Cliffhanger wird am 04. Dezember aufgelöst
Auch der Hinweis auf die besondere Beziehung der Chefsekretärin zu dem Agenten ihrer Majestät, geprägt durch Verständnis, Freundschaft, Loyalität und Einsatzwillen, die zwar stets mit Bond flirte, aber nie mehr als einen harmlosen Körperkontakt mit ihm hatte, zündete nicht. Diese besondere Beziehung zu dem Protagonisten spreche eher gegen eine Loslösung der Figur der Miss Moneypenny aus dem Werk. Allgemeine Eigenschaften wir Professionalität, Verständnis, Freundschaft, Loyalität und Einsatzwillen seien zu wenig individuell und machten noch keinen deutlich erkennbaren Charakter aus. Damit scheiterten auch die geltend gemachten Titelschutzrechte.

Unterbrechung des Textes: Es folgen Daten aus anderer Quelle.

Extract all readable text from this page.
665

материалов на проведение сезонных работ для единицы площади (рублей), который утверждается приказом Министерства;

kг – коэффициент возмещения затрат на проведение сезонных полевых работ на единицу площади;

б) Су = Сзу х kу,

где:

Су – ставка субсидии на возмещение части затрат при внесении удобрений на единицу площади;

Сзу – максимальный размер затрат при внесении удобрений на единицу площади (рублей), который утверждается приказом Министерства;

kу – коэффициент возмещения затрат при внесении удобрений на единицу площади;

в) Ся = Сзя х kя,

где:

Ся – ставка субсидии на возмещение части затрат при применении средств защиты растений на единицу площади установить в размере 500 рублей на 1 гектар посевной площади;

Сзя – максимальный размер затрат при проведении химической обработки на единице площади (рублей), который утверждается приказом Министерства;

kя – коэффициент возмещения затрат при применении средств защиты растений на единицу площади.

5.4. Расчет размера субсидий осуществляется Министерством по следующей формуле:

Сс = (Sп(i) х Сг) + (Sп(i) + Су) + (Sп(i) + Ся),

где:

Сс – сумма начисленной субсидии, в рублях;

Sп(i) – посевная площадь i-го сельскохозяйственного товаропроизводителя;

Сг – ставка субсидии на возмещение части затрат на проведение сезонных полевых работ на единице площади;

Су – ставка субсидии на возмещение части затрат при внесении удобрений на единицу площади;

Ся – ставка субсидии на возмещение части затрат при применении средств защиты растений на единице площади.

Das letzte Wort in dem Streit wollte das OLG Hamburg damit aber nicht sprechen. Es ließ die Revision zum Bundesgerichtshof zu, beschränkt allerdings auf die Titelschutzansprüche. Nach der Zivilprozessordnung muss die Revision zugelassen werden, wenn die Rechtssache grundsätzliche Bedeutung hat oder bei neuen rechtlichen Fragen eine Entscheidung des Revisionsgerichts zur Fortbildung des Rechts notwendig erscheint. Die Revision wurde von der Klägerin eingelegt, die mündliche Verhandlung hat stattgefunden. Die Auflösung dieses Cliffhangers in Form des Urteils des BGH wird für den 4. Dezember 2025 erwartet. Dann werden wir wissen, für welche der beiden Moneypennys es ein Happy End gibt.

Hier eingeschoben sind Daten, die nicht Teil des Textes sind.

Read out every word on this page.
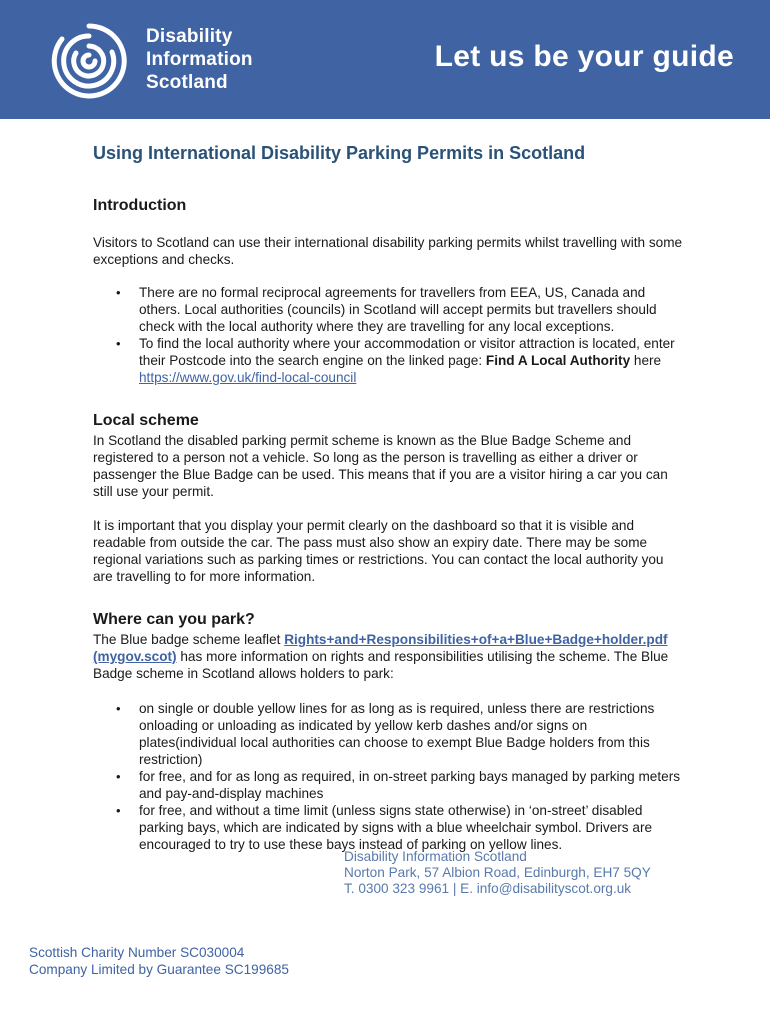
Disability
Information
Scotland
Let us be your guide
Using International Disability Parking Permits in Scotland
Introduction

Visitors to Scotland can use their international disability parking permits whilst travelling with some exceptions and checks.

• There are no formal reciprocal agreements for travellers from EEA, US, Canada and others. Local authorities (councils) in Scotland will accept permits but travellers should check with the local authority where they are travelling for any local exceptions.
• To find the local authority where your accommodation or visitor attraction is located, enter their Postcode into the search engine on the linked page: Find A Local Authority here https://www.gov.uk/find-local-council
Local scheme

In Scotland the disabled parking permit scheme is known as the Blue Badge Scheme and registered to a person not a vehicle. So long as the person is travelling as either a driver or passenger the Blue Badge can be used. This means that if you are a visitor hiring a car you can still use your permit.

It is important that you display your permit clearly on the dashboard so that it is visible and readable from outside the car. The pass must also show an expiry date. There may be some regional variations such as parking times or restrictions. You can contact the local authority you are travelling to for more information.

Where can you park?

The Blue badge scheme leaflet Rights+and+Responsibilities+of+a+Blue+Badge+holder.pdf (mygov.scot) has more information on rights and responsibilities utilising the scheme. The Blue Badge scheme in Scotland allows holders to park:

• on single or double yellow lines for as long as is required, unless there are restrictions onloading or unloading as indicated by yellow kerb dashes and/or signs on plates(individual local authorities can choose to exempt Blue Badge holders from this restriction)
• for free, and for as long as required, in on-street parking bays managed by parking meters and pay-and-display machines
• for free, and without a time limit (unless signs state otherwise) in ‘on-street’ disabled parking bays, which are indicated by signs with a blue wheelchair symbol. Drivers are encouraged to try to use these bays instead of parking on yellow lines.
Disability Information Scotland
Norton Park, 57 Albion Road, Edinburgh, EH7 5QY
T. 0300 323 9961 | E. info@disabilityscot.org.uk
Scottish Charity Number SC030004
Company Limited by Guarantee SC199685
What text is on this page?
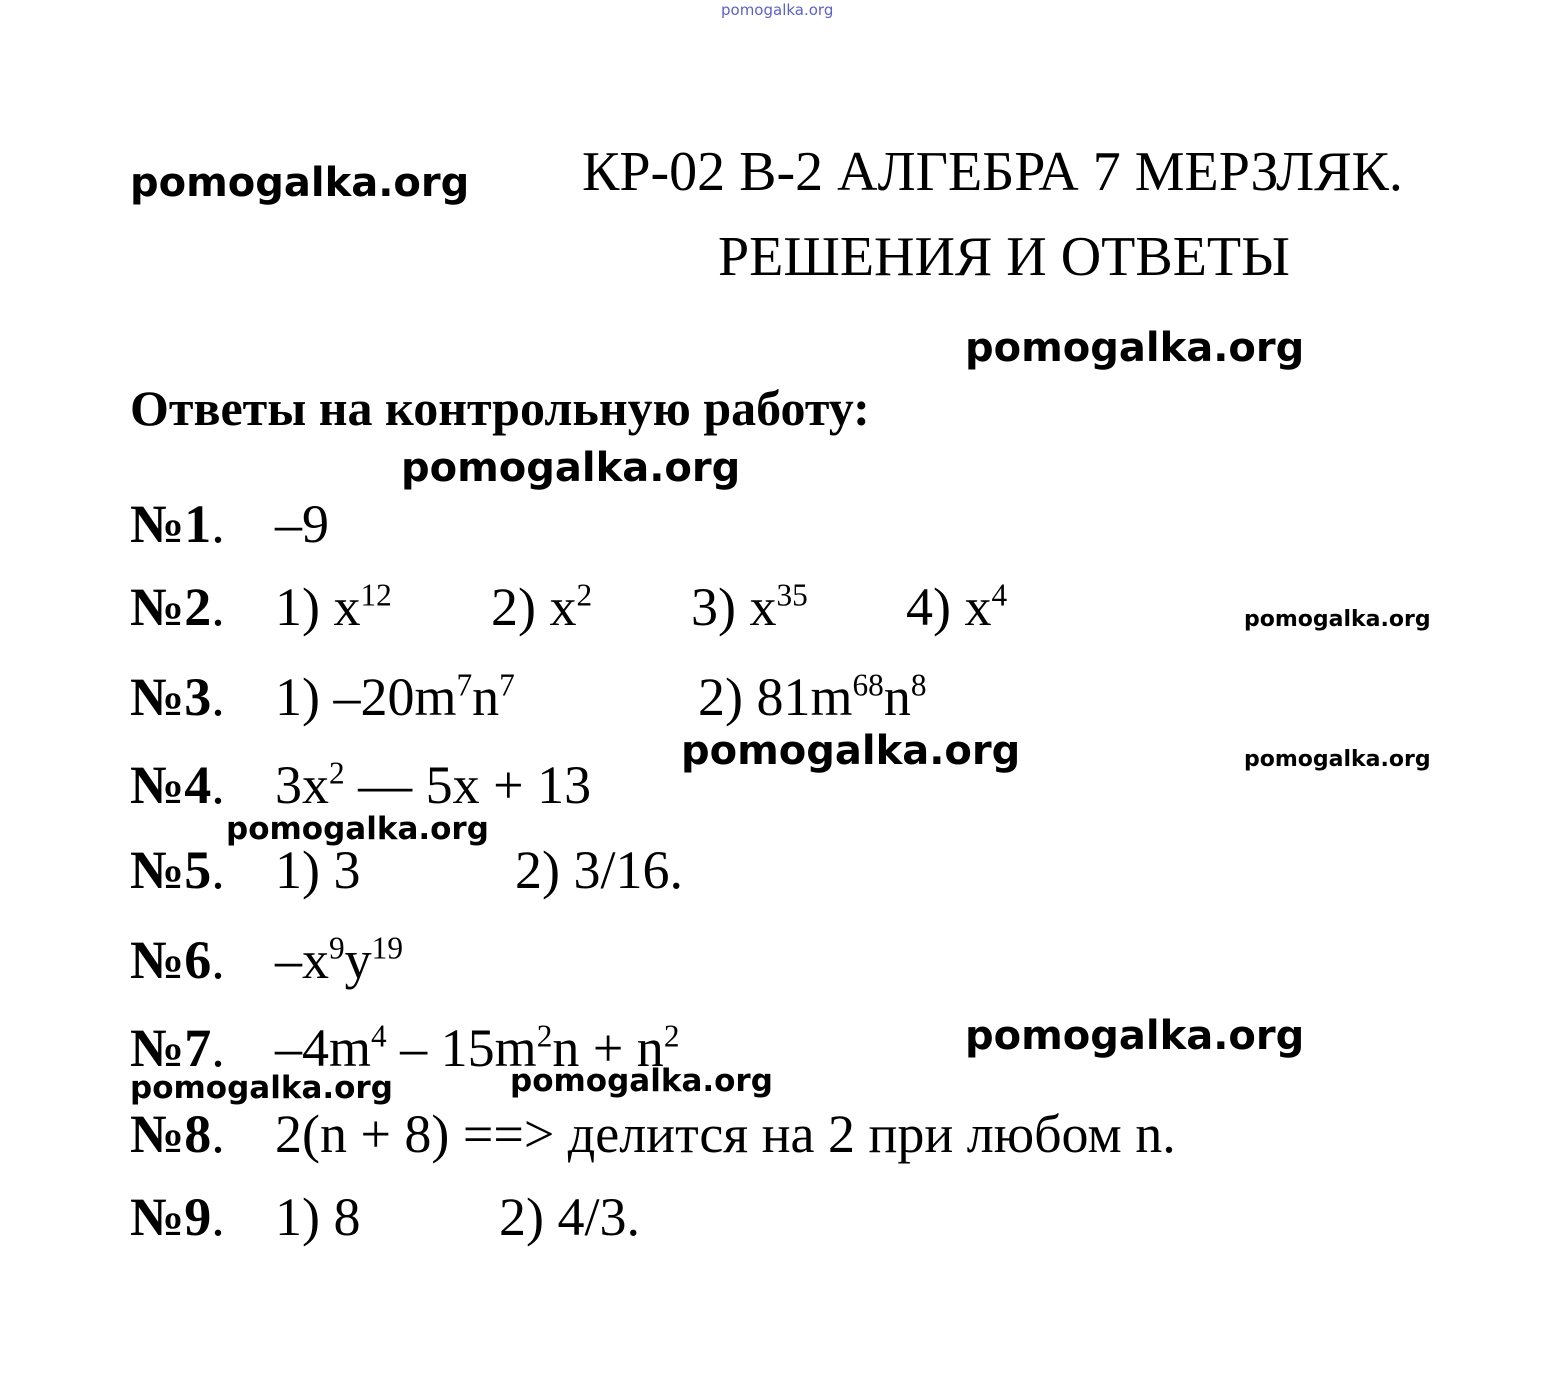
pomogalka.org
pomogalka.org
pomogalka.org
pomogalka.org
pomogalka.org
pomogalka.org	pomogalka.org
pomogalka.org
pomogalka.org
pomogalka.org	pomogalka.org
КР-02 В-2 АЛГЕБРА 7 МЕРЗЛЯК.
РЕШЕНИЯ И ОТВЕТЫ
Ответы на контрольную работу:
№1. –9
№2. 1) $x^{12}$ 2) $x^2$ 3) $x^{35}$ 4) $x^4$
№3. 1) $-20m^7n^7$	2) $81m^{68}n^8$
№4. $3x^2$ — 5x + 13
№5. 1) 3	2) 3/16.
№6. $-x^9y^{19}$
№7. $-4m^4 - 15m^2n + n^2$
№8. 2(n + 8) ==> делится на 2 при любом n.
№9. 1) 8	2) 4/3.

Zukünftige Entwicklungen bei der Markenanmeldung antizipieren
Wie immer die Entscheidung jedoch ausgeht, die notwendigen Lehren können bereits jetzt gezogen werden: Kommt die Verwertung fiktiver Figuren aus Filmen, Comics, Romanen oder sonstigen Werken im Rahmen von Merchandising auch nur entfernt in Betracht, empfiehlt es sich, durch Anmeldung von Marken vorzusorgen. Wer sich auf eine eingetragene Marke stützen kann, braucht sich später nicht mit Hilfskonstruktionen wie dem Wettbewerbsrecht oder der Benutzungsmarke zu plagen. Und selbst wenn der Bundesgerichtshof die Hürden für den selbstständigen Titelschutz fiktiver Figuren senken sollte, wird es in vielen Fällen unsicher bleiben, ob die eigene Figur sie eines Tages wird nehmen können.

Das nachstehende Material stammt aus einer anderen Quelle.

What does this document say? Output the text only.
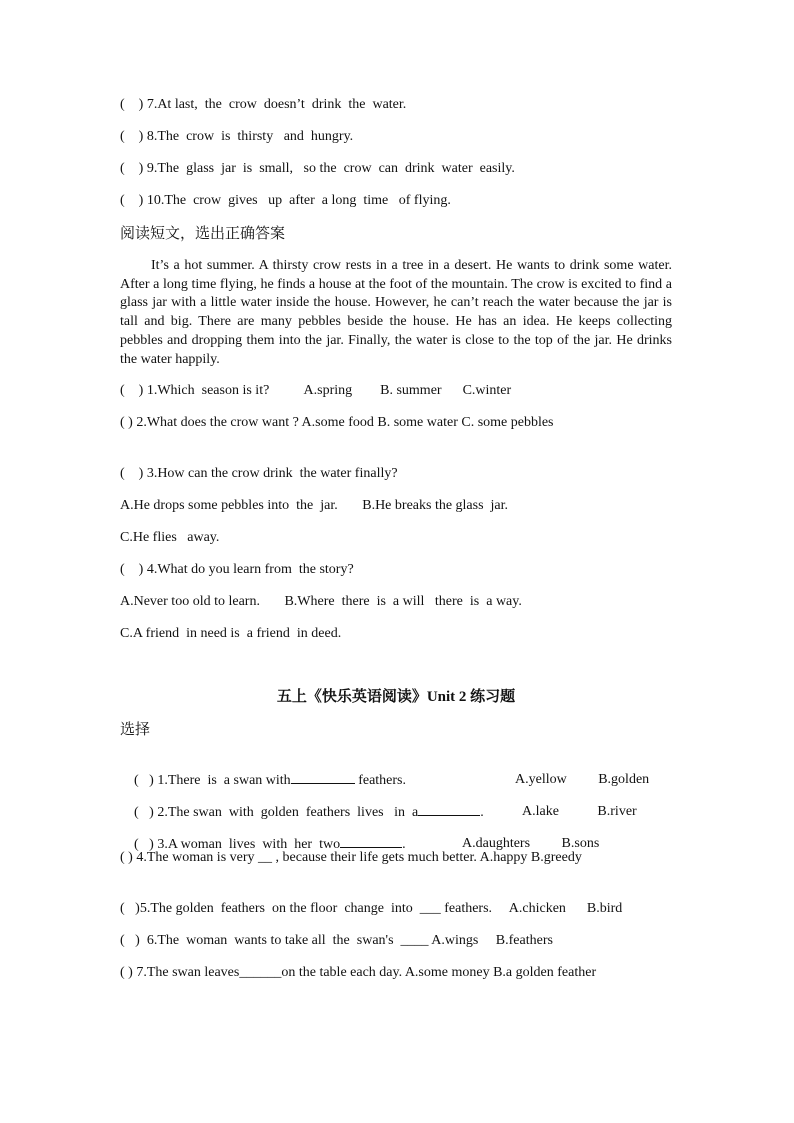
(    ) 7.At last,  the  crow  doesn’t  drink  the  water.
(    ) 8.The  crow  is  thirsty   and  hungry.
(    ) 9.The  glass  jar  is  small,   so the  crow  can  drink  water  easily.
(    ) 10.The  crow  gives   up  after  a long  time   of flying.
阅读短文，选出正确答案
It’s a hot summer. A thirsty crow rests in a tree in a desert. He wants to drink some water. After a long time flying, he finds a house at the foot of the mountain. The crow is excited to find a glass jar with a little water inside the house. However, he can’t reach the water because the jar is tall and big. There are many pebbles beside the house. He has an idea. He keeps collecting pebbles and dropping them into the jar. Finally, the water is close to the top of the jar. He drinks the water happily.
(    ) 1.Which  season is it?          A.spring        B. summer      C.winter
( ) 2.What does the crow want ? A.some food B. some water C. some pebbles
(    ) 3.How can the crow drink  the water finally?
A.He drops some pebbles into  the  jar.       B.He breaks the glass  jar.
C.He flies   away.
(    ) 4.What do you learn from  the story?
A.Never too old to learn.       B.Where  there  is  a will   there  is  a way.
C.A friend  in need is  a friend  in deed.
五上《快乐英语阅读》Unit 2 练习题
选择

(   ) 1.There  is  a swan with	feathers.	A.yellow         B.golden

(   ) 2.The swan  with  golden  feathers  lives   in  a	.	A.lake           B.river

(   ) 3.A woman  lives  with  her  two	.	A.daughters         B.sons

( ) 4.The woman is very __ , because their life gets much better. A.happy B.greedy
(   )5.The golden  feathers  on the floor  change  into  ___ feathers.     A.chicken      B.bird
(   )  6.The  woman  wants to take all  the  swan's  ____ A.wings     B.feathers
( ) 7.The swan leaves______on the table each day. A.some money B.a golden feather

Bei der Anmeldung von Marken sollte eine klare Strategie gewählt werden. Dabei gilt es, mögliche zukünftige Entwicklungen so weit wie möglich zu antizipieren, ohne jedoch über das Ziel hinauszuschießen, um nicht unnötige Kosten zu verursachen. Hätte man vorhersehen müssen, dass der Name Moneypenny eines Tages für Sekretariatsdienstleistungen verwendet werden könnte? Bitte urteilen Sie selbst.
Dr. Frank Hagemann ist Rechtsanwalt und Partner der Kanzlei FPS in Hamburg.